Lohbado frequently experienced the mental event of alternating clarity and confusion, sort of similar to light and shadow. Sometimes he'd notice something, but then his mind would sink back into a fog. Most often, a blur obscured his perception. A mental filter distorted things. A constant mental chatter sorted objects, people and situations into like, dislike and indifference, for me, against me or neutral... a whole set of self-based reactions.
Thursday, November 28, 2013
|acrylic on paper|
This is not an original concept. The word/object, thing/abstraction, particular/universal duality goes back thousands of years. Lohbado, in writing his memoir, invoked this tradition of paradox, translating it into the OOO CHA dialectic. This is the real memoir. Every day he changed his socks and underwear, ate, performed bodily functions, showered, slept, trimmed his beard and thin hair.
In writing, Lohbado assembled micro-stories. For example, Lohbado walked into a cafe, ordered a coffee and began reading a book. He looked up, made eye contact with a woman with dark eyes and grey hair for a few seconds. She gazed at him, or rather beyond him. A waiter cleared the table next to Lohbado. Another woman, in her early fifties, sat down. She worked on a crossword puzzle.
Lohbado enjoyed being in the cafe. He couldn't help but compare his cup of coffee to life. As a boy, life appeared like a fresh cup of coffee, like it would last a long time. As a man, he enjoyed the coffee. At the age of sixty, there wasn't much coffee left. Soon he would die and it would be as if nothing had happened... the old form/emptiness sutra. Lohbado laughed quietly. He watched a man take a key from the counter and head off to use the toilet.
Eventually Lohbado finished his coffee and left. There you have it... a micro-story....
Wednesday, November 27, 2013
|acrylic on paper|
When the writing of his memoirs became too difficult, Lohbado turned to images. At a loss for words... shapes replaced grammar. With a variety of line, shape and colour, Lohbado worked on his memoirs, until words happened. Every story involves a sequence of before and after. In between before and after, now pulsates. Each now becomes then at the moment it occurs. Once you even say the word now, it's already past. Each picture saved Lohbado a thousand words. As the pictures piled up, Lohbado's memoirs took shape.

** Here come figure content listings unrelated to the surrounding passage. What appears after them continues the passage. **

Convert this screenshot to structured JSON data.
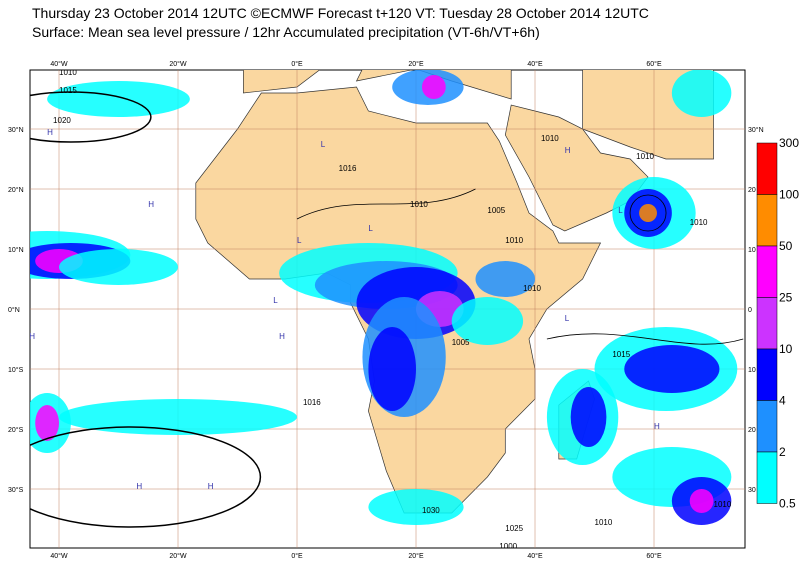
{
  "header": {
    "title": "Thursday 23 October 2014 12UTC ©ECMWF Forecast t+120 VT: Tuesday 28 October 2014 12UTC",
    "subtitle": "Surface: Mean sea level pressure / 12hr Accumulated precipitation (VT-6h/VT+6h)"
  },
  "map": {
    "lon_labels": [
      "40°W",
      "20°W",
      "0°E",
      "20°E",
      "40°E",
      "60°E"
    ],
    "lat_labels_left": [
      "30°N",
      "20°N",
      "10°N",
      "0°N",
      "10°S",
      "20°S",
      "30°S"
    ],
    "lat_labels_right": [
      "30°N",
      "20",
      "10",
      "0",
      "10",
      "20",
      "30"
    ],
    "isobar_labels": [
      "1015",
      "1020",
      "1016",
      "1010",
      "1010",
      "1005",
      "1010",
      "1010",
      "1005",
      "1016",
      "1010",
      "1010",
      "1010",
      "1015",
      "1025",
      "1030",
      "1010",
      "1000",
      "1010"
    ],
    "pressure_centers": [
      "H",
      "H",
      "L",
      "L",
      "L",
      "H",
      "L",
      "H",
      "H",
      "L",
      "H",
      "H",
      "L",
      "H"
    ]
  },
  "legend": {
    "labels": [
      "300",
      "100",
      "50",
      "25",
      "10",
      "4",
      "2",
      "0.5"
    ],
    "colors": [
      "#ff0000",
      "#ff8c00",
      "#ff00ff",
      "#cc33ff",
      "#0000ff",
      "#1e90ff",
      "#00ffff"
    ]
  }
}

Most of now is barely noticed and will be easily forgotten. It will be as though now never even happened. After you die, all that remains is a few distorted, fading memories among a handful of people. What did you expect? Were you hoping for a monument? What part of yourself would you like immortalized?
Tuesday, November 26, 2013
|Put yourself in someone else's shoes|
|The importance of a clean towel can't be over emphasized|
Lohbado didn’t know how the bugs got into his apartment. Not bed bugs... he found flat shiny green things. At first it looked like part of Jane’s necklace. Lohbado looked closer. Three dead bugs on a hand towel on the floor... he should have hung the towel to dry, then maybe bugs would never have entered his mind. Too late... three shiny green bugs on a damp towel, Lohbado put the bugs on a plastic lid and hung the damp towel on a hook in the bathroom.
Monday, November 25, 2013
Rows of rectangular florescent lights, windows from the building across the street reflected in the window, red drapery, plus the clutter of white foamy type pillows and a stack of yellow boxes, Lohbado took a picture. A man came running excitedly out of a shop. What are you doing? I'm taking a picture. Why are you taking a picture... the routine. Anyone who takes photos will eventually run into paranoia... Lohbado explained that he likes to take pictures for fun. The man frowned and went back inside. Lohbado continued taking pictures.